AUROPHARMA - Fundamental Analysis: Financial Health & Valuation
Back to ListFundamental Rating: 3.1
| Stock Code | AUROPHARMA | Market Cap | 73,548 Cr. | Current Price | 1,268 ₹ | High / Low | 1,320 ₹ |
| Stock P/E | 34.3 | Book Value | 369 ₹ | Dividend Yield | 0.32 % | ROCE | 10.8 % |
| ROE | 8.65 % | Face Value | 1.00 ₹ | DMA 50 | 1,211 ₹ | DMA 200 | 1,176 ₹ |
| Chg in FII Hold | -0.26 % | Chg in DII Hold | 0.06 % | PAT Qtr | 595 Cr. | PAT Prev Qtr | 581 Cr. |
| RSI | 58.3 | MACD | 29.4 | Volume | 17,33,270 | Avg Vol 1Wk | 15,46,588 |
| Low price | 994 ₹ | High price | 1,320 ₹ | PEG Ratio | 8.04 | Debt to equity | 0.21 |
| 52w Index | 84.0 % | Qtr Profit Var | 26.0 % | EPS | 36.7 ₹ | Industry PE | 27.6 |
📊 Financial Overview
- Revenue & Profitability: PAT improved slightly (595 Cr. vs 581 Cr.), showing stable growth (+26% variance).

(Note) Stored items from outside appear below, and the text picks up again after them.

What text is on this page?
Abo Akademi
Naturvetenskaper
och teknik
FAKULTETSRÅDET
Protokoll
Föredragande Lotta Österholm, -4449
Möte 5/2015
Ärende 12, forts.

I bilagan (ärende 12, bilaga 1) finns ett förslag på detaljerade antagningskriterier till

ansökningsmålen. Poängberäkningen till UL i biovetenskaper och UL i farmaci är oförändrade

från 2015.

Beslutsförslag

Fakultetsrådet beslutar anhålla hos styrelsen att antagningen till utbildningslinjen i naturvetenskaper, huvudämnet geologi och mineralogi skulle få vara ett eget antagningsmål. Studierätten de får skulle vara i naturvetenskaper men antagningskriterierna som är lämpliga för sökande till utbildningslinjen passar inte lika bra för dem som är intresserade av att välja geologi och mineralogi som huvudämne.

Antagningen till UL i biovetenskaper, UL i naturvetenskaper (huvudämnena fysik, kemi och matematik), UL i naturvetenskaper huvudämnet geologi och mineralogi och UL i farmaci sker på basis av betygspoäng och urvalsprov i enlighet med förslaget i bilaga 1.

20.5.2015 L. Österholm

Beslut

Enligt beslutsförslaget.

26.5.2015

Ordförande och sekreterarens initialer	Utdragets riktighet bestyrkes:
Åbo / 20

- Margins & Returns: ROCE (10.8%) and ROE (8.65%) are modest, reflecting average efficiency.
- Debt: Debt-to-equity ratio at 0.21, manageable leverage.
- Cash Flow: EPS at 36.7 ₹, consistent but not high relative to valuation.
💹 Valuation Metrics
- P/E Ratio: 34.3 vs Industry PE of 27.6 → Slightly overvalued.

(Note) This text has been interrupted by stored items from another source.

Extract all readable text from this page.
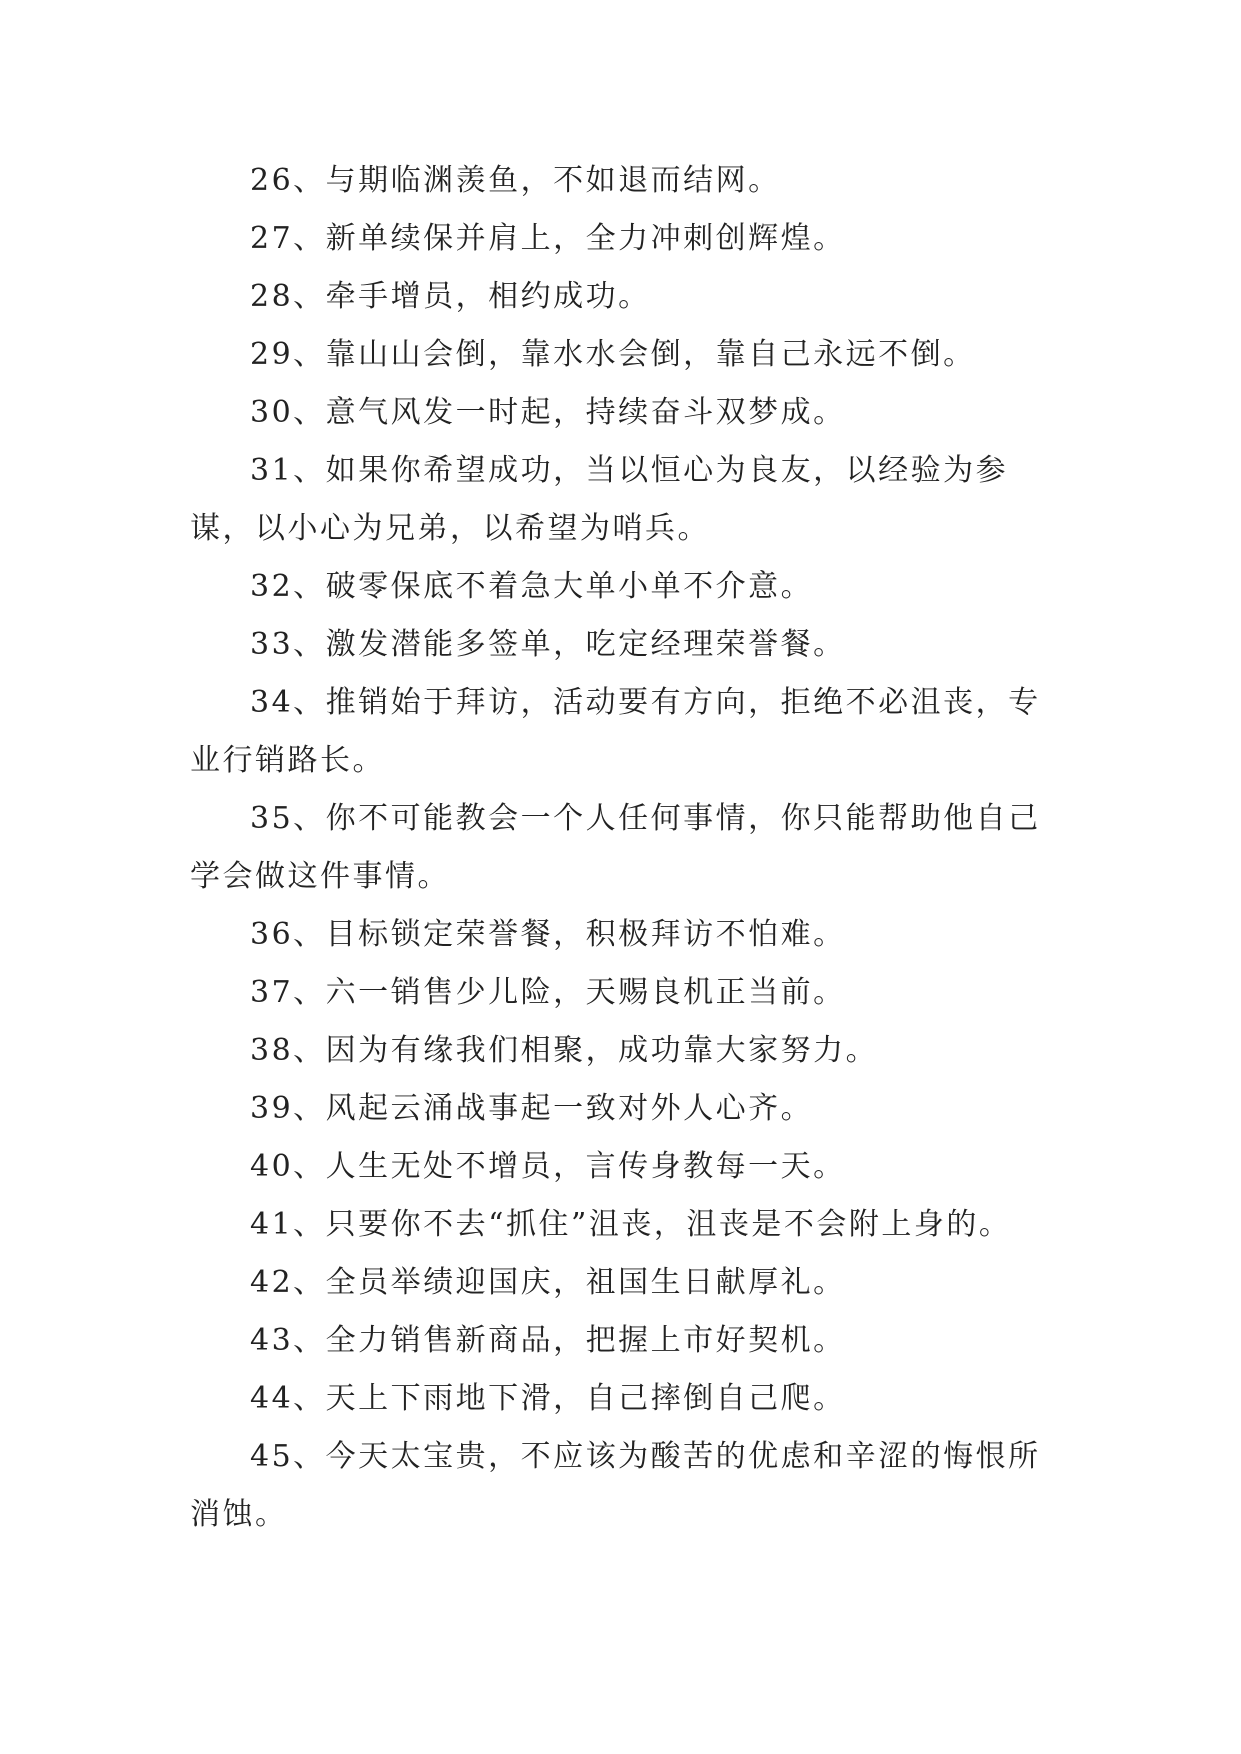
26、与期临渊羡鱼，不如退而结网。

27、新单续保并肩上，全力冲刺创辉煌。

28、牵手增员，相约成功。

29、靠山山会倒，靠水水会倒，靠自己永远不倒。

30、意气风发一时起，持续奋斗双梦成。

31、如果你希望成功，当以恒心为良友，以经验为参谋，以小心为兄弟，以希望为哨兵。

32、破零保底不着急大单小单不介意。

33、激发潜能多签单，吃定经理荣誉餐。

34、推销始于拜访，活动要有方向，拒绝不必沮丧，专业行销路长。

35、你不可能教会一个人任何事情，你只能帮助他自己学会做这件事情。

36、目标锁定荣誉餐，积极拜访不怕难。

37、六一销售少儿险，天赐良机正当前。

38、因为有缘我们相聚，成功靠大家努力。

39、风起云涌战事起一致对外人心齐。

40、人生无处不增员，言传身教每一天。

41、只要你不去“抓住”沮丧，沮丧是不会附上身的。

42、全员举绩迎国庆，祖国生日献厚礼。

43、全力销售新商品，把握上市好契机。

44、天上下雨地下滑，自己摔倒自己爬。

45、今天太宝贵，不应该为酸苦的优虑和辛涩的悔恨所消蚀。
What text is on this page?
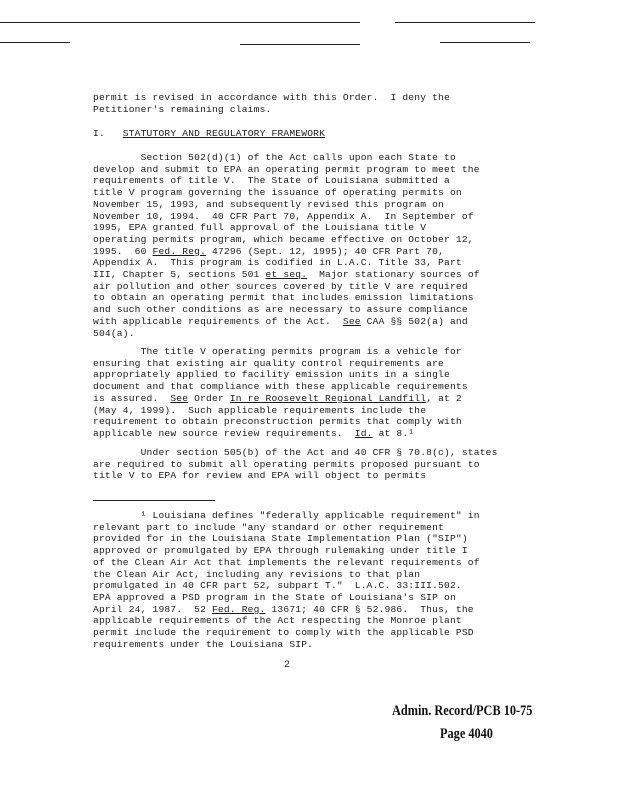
permit is revised in accordance with this Order.  I deny the
Petitioner's remaining claims.
I. STATUTORY AND REGULATORY FRAMEWORK
Section 502(d)(1) of the Act calls upon each State to
develop and submit to EPA an operating permit program to meet the
requirements of title V.  The State of Louisiana submitted a
title V program governing the issuance of operating permits on
November 15, 1993, and subsequently revised this program on
November 10, 1994.  40 CFR Part 70, Appendix A.  In September of
1995, EPA granted full approval of the Louisiana title V
operating permits program, which became effective on October 12,
1995.  60 Fed. Reg. 47296 (Sept. 12, 1995); 40 CFR Part 70,
Appendix A.  This program is codified in L.A.C. Title 33, Part
III, Chapter 5, sections 501 et seq.  Major stationary sources of
air pollution and other sources covered by title V are required
to obtain an operating permit that includes emission limitations
and such other conditions as are necessary to assure compliance
with applicable requirements of the Act.  See CAA §§ 502(a) and
504(a).
The title V operating permits program is a vehicle for
ensuring that existing air quality control requirements are
appropriately applied to facility emission units in a single
document and that compliance with these applicable requirements
is assured.  See Order In re Roosevelt Regional Landfill, at 2
(May 4, 1999).  Such applicable requirements include the
requirement to obtain preconstruction permits that comply with
applicable new source review requirements.  Id. at 8.¹
Under section 505(b) of the Act and 40 CFR § 70.8(c), states
are required to submit all operating permits proposed pursuant to
title V to EPA for review and EPA will object to permits
¹ Louisiana defines "federally applicable requirement" in
relevant part to include "any standard or other requirement
provided for in the Louisiana State Implementation Plan ("SIP")
approved or promulgated by EPA through rulemaking under title I
of the Clean Air Act that implements the relevant requirements of
the Clean Air Act, including any revisions to that plan
promulgated in 40 CFR part 52, subpart T."  L.A.C. 33:III.502.
EPA approved a PSD program in the State of Louisiana's SIP on
April 24, 1987.  52 Fed. Reg. 13671; 40 CFR § 52.986.  Thus, the
applicable requirements of the Act respecting the Monroe plant
permit include the requirement to comply with the applicable PSD
requirements under the Louisiana SIP.
2
Admin. Record/PCB 10-75
Page 4040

- P/B Ratio: Current Price ₹1,268 vs Book Value ₹369 → Stretched valuation.
- PEG Ratio: 8.04 → Indicates weak valuation relative to growth.

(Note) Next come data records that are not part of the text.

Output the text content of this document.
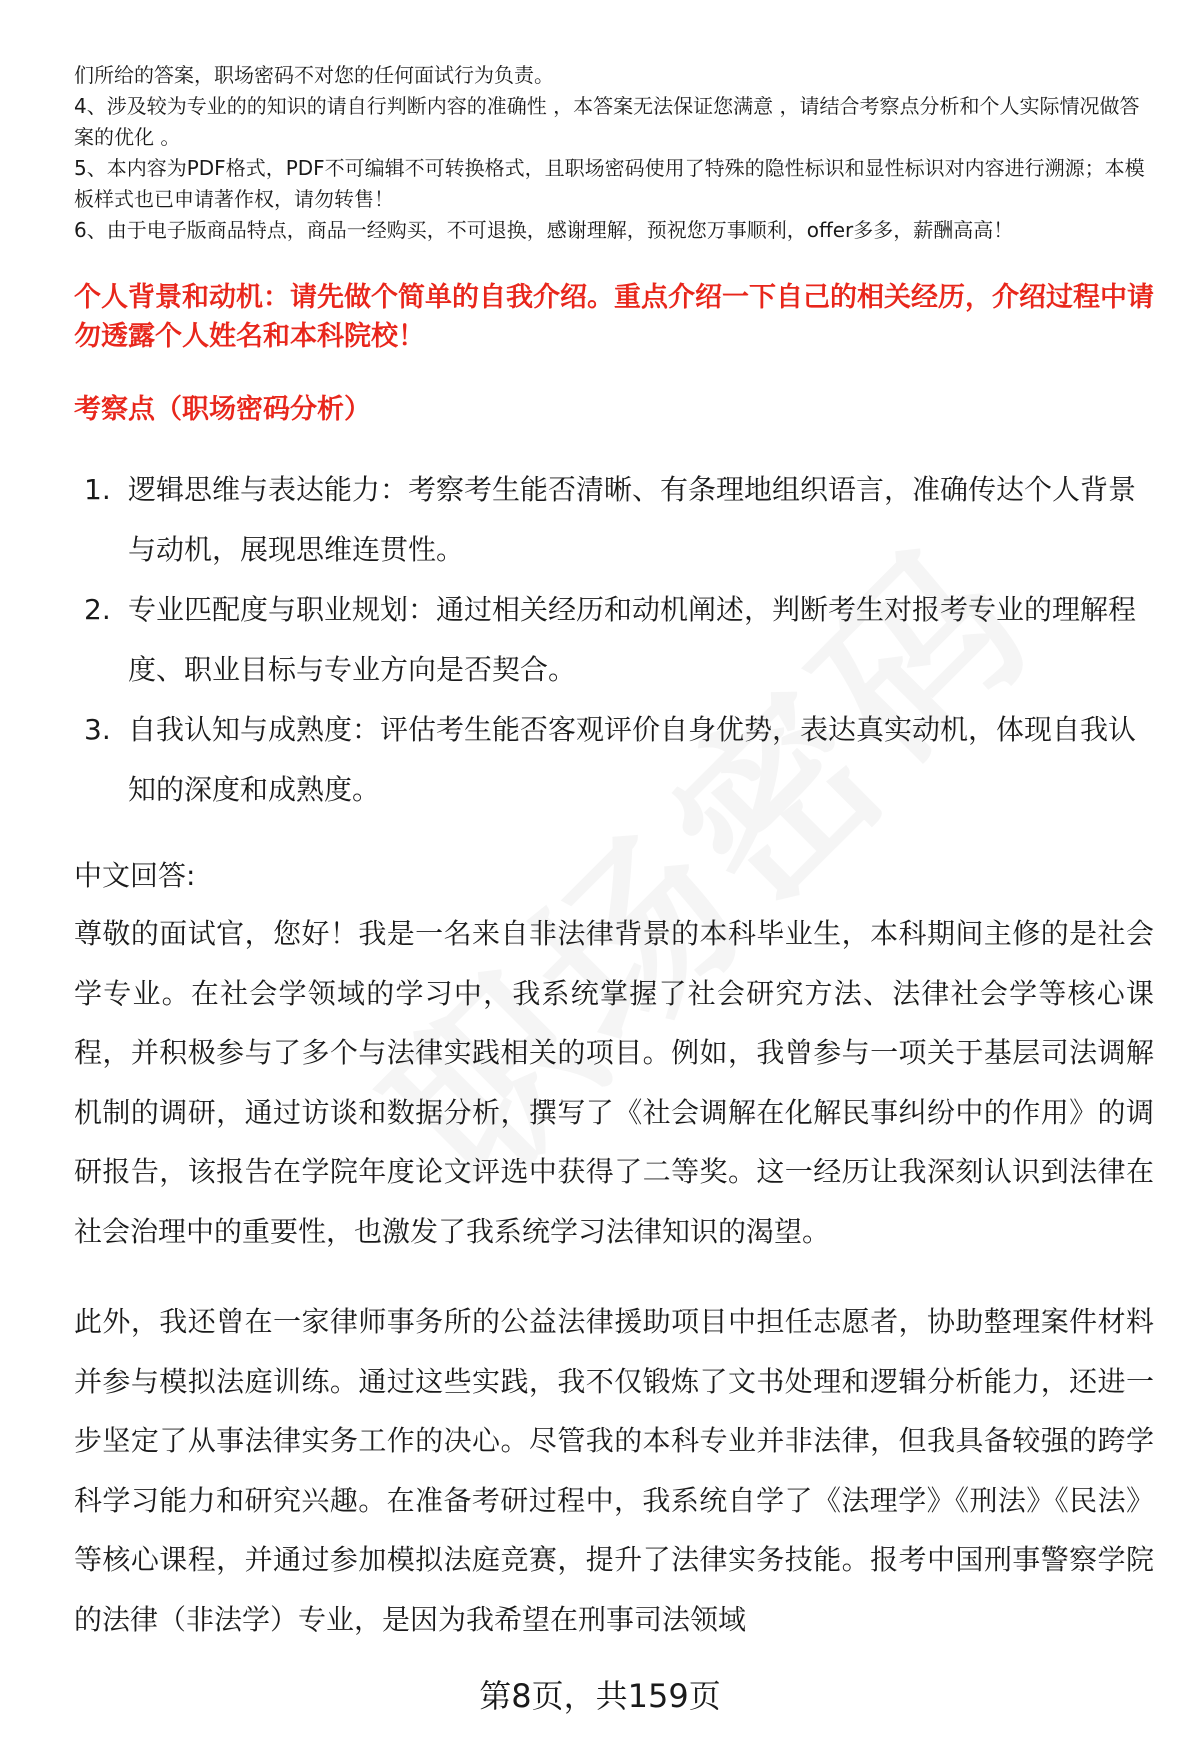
们所给的答案，职场密码不对您的任何面试行为负责。
4、涉及较为专业的的知识的请自行判断内容的准确性 ，本答案无法保证您满意 ，请结合考察点分析和个人实际情况做答案的优化 。
5、本内容为PDF格式，PDF不可编辑不可转换格式，且职场密码使用了特殊的隐性标识和显性标识对内容进行溯源；本模板样式也已申请著作权，请勿转售！
6、由于电子版商品特点，商品一经购买，不可退换，感谢理解，预祝您万事顺利，offer多多，薪酬高高！
个人背景和动机：请先做个简单的自我介绍。重点介绍一下自己的相关经历，介绍过程中请勿透露个人姓名和本科院校！
考察点（职场密码分析）
1. 逻辑思维与表达能力：考察考生能否清晰、有条理地组织语言，准确传达个人背景与动机，展现思维连贯性。
2. 专业匹配度与职业规划：通过相关经历和动机阐述，判断考生对报考专业的理解程度、职业目标与专业方向是否契合。
3. 自我认知与成熟度：评估考生能否客观评价自身优势，表达真实动机，体现自我认知的深度和成熟度。
中文回答:

尊敬的面试官，您好！我是一名来自非法律背景的本科毕业生，本科期间主修的是社会学专业。在社会学领域的学习中，我系统掌握了社会研究方法、法律社会学等核心课程，并积极参与了多个与法律实践相关的项目。例如，我曾参与一项关于基层司法调解机制的调研，通过访谈和数据分析，撰写了《社会调解在化解民事纠纷中的作用》的调研报告，该报告在学院年度论文评选中获得了二等奖。这一经历让我深刻认识到法律在社会治理中的重要性，也激发了我系统学习法律知识的渴望。

此外，我还曾在一家律师事务所的公益法律援助项目中担任志愿者，协助整理案件材料并参与模拟法庭训练。通过这些实践，我不仅锻炼了文书处理和逻辑分析能力，还进一步坚定了从事法律实务工作的决心。尽管我的本科专业并非法律，但我具备较强的跨学科学习能力和研究兴趣。在准备考研过程中，我系统自学了《法理学》《刑法》《民法》等核心课程，并通过参加模拟法庭竞赛，提升了法律实务技能。报考中国刑事警察学院的法律（非法学）专业，是因为我希望在刑事司法领域

第8页，共159页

- Intrinsic Value: Current price above fair value zone, limited upside.
🏢 Business Model & Competitive Advantage
- Strong presence in pharmaceuticals with diversified product portfolio.
- Global exposure provides scale advantage.
- However, profitability ratios are modest compared to industry leaders.
📈 Entry Zone Recommendation
- Technicals: RSI at 58.3 (neutral), MACD positive, price above 50DMA & 200DMA.
- Suggested entry zone: ₹1,050–₹1,150 if valuation cools down.
- Long-term holding viable if earnings growth sustains and margins improve.
✅ Positive
- Stable quarterly profit growth (+26%).
- DII holding increased (+0.06%).
- Strong industry positioning in pharmaceuticals.
⚠️ Limitation
- ROCE and ROE relatively modest.
- PEG ratio (8.04) indicates poor valuation relative to growth.
- Dividend yield low (0.32%).
📉 Company Negative News
- FII holding reduced (-0.26%).
- Valuation multiples stretched compared to industry peers.
📈 Company Positive News
- Quarterly profits improved slightly.
- DII support strengthened with higher stake.
🏭 Industry
- Industry PE at 27.6, lower than company’s 34.3.
- Pharma sector stable with long-term growth potential.
🔎 Conclusion
- Aurobindo Pharma shows stable profitability and strong industry presence but trades at stretched valuations.
- Returns are modest, limiting near-term upside.
- Best strategy: Wait for correction towards ₹1,050–₹1,150 before entry.
- Long-term holding viable if earnings growth sustains and valuation normalizes.